Storage to Flow Floodplain Changes

When modelling floodplains using extended cross-sections, it is common practice to set Manning’s values to zero where storage is thought to occur. This would usually occur upstream of a structure, therefore along each reach (a section of open river or conduit separated by a junction, reservoir or hydraulic structure) there should not be an abrupt change from storage to flow, or vice versa. This check goes through each reach consisting of river sections. It will look for the lowest Manning’s value in the cross-section and compare it to the lowest values in the upstream and / or downstream cross-sections. An error is returned if one section has zero Manning’s and the other has a non - zero value. The program will output the node name of the cross-section, whether the upstream and / or downstream node is not consistent, and the corresponding lowest Manning’s values.

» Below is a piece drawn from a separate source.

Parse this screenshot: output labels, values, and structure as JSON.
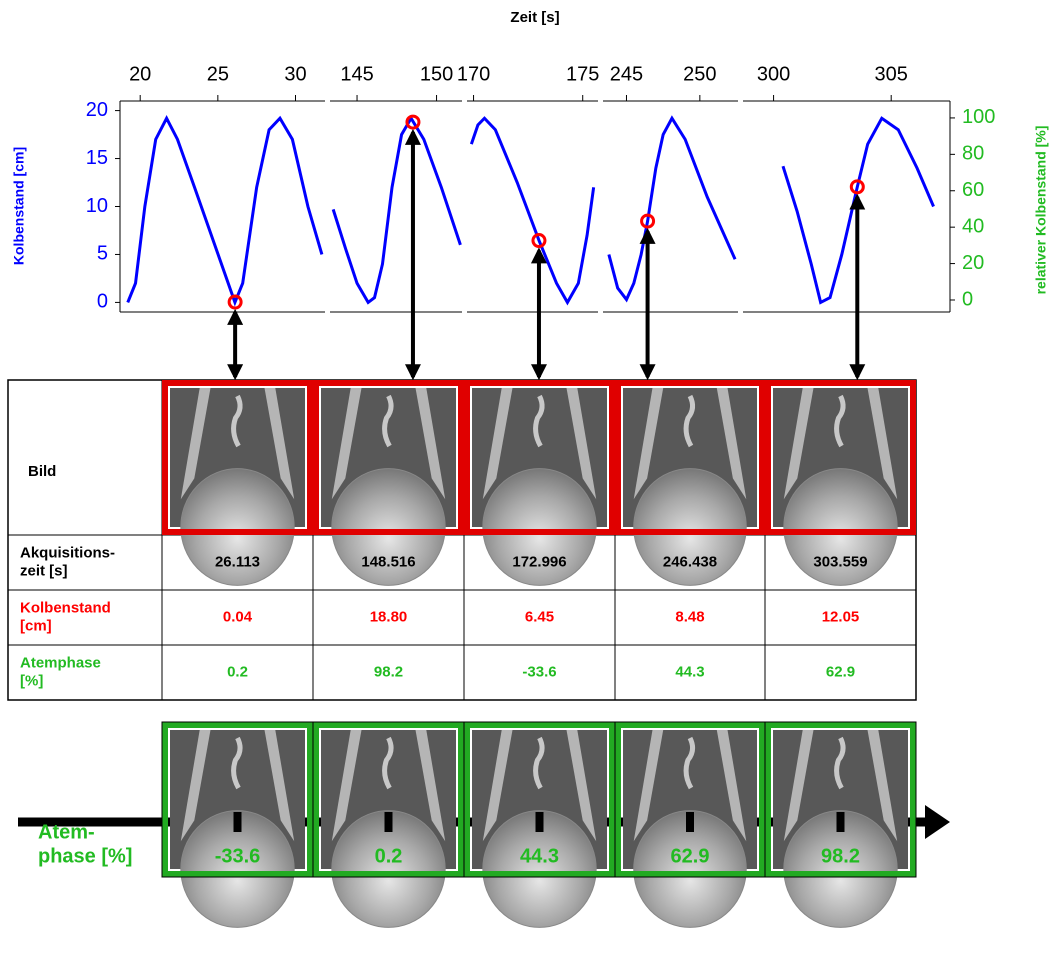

Node Spacing - Width, Slope, Erratic

Node spacing can be critical for an accurate and reliable model, and poor spacing can be the cause of model run failure. Sparse node spacing or erratic node spacing can cause non-convergence and affect the shape of the hydrograph thus influencing flow, storage and attenuation. The program can carry out four checks relating to node spacing and gives an indication as to where additional interpolates might be needed.

The first (Top Width Spacing) checks the initial top width against node spacing, where the node spacing should be less than the top width × 20. The program assumes that initial conditions are indicative of the normal flow conditions within the physical system. It will check river sections, conduits, interpolates and replicates. For interpolates and replicates the top width is calculated from upstream and downstream river sections / conduits. If node spacing is found to be outside the recommended range an error is reported with the node name, current distance to next and recommended maximum spacing based on top width × 20. Additionally, if an interpolate is found downstream of a conduit unit, an 'Interpolate in Conduit’ warning is output alongside the node name

The second check (Slope Spacing) looks at the average slope of each reach and checks the spacing of the nodes. The nodes should not be further than 1/(2×slope) apart. When an error is found, the program will record an error and output the node name, the current distance to next and the maximum recommended distance based on the slope. Note that artificial V’s in the channel can sometimes affect the result if the Health Check is unable to identify them.

The third check (Erratic Node Spacing) looks for sudden changes in node spacing in each reach, and will check river sections, interpolates, replicates and conduits. A percentage error, set to 50% by default, can be altered in the 'Erratic %’ box and determines the rate of change in node spacing. The program will output an error with the node names which exhibit the erratic spacing and their corresponding distance to the next values

The "Distance to next realism" check makes sure no distances to next are less than or equal to 5m. Nodes which are placed so close together can be an indicative of a poor model, where interpolates have been added purely to allow the model to run or nodes have not been equally spaced around a structure. If a node is found to have a distance to next of less than or equal to 5m an error will be recorded with the node name and distance to next listed.

Typically, single or multiple closely spaced interpolates just upstream of a structure are indicative of poor model interpolation or other numerical problems within the model. Adding extra nodes to a model does not necessarily require additional survey or be onerous.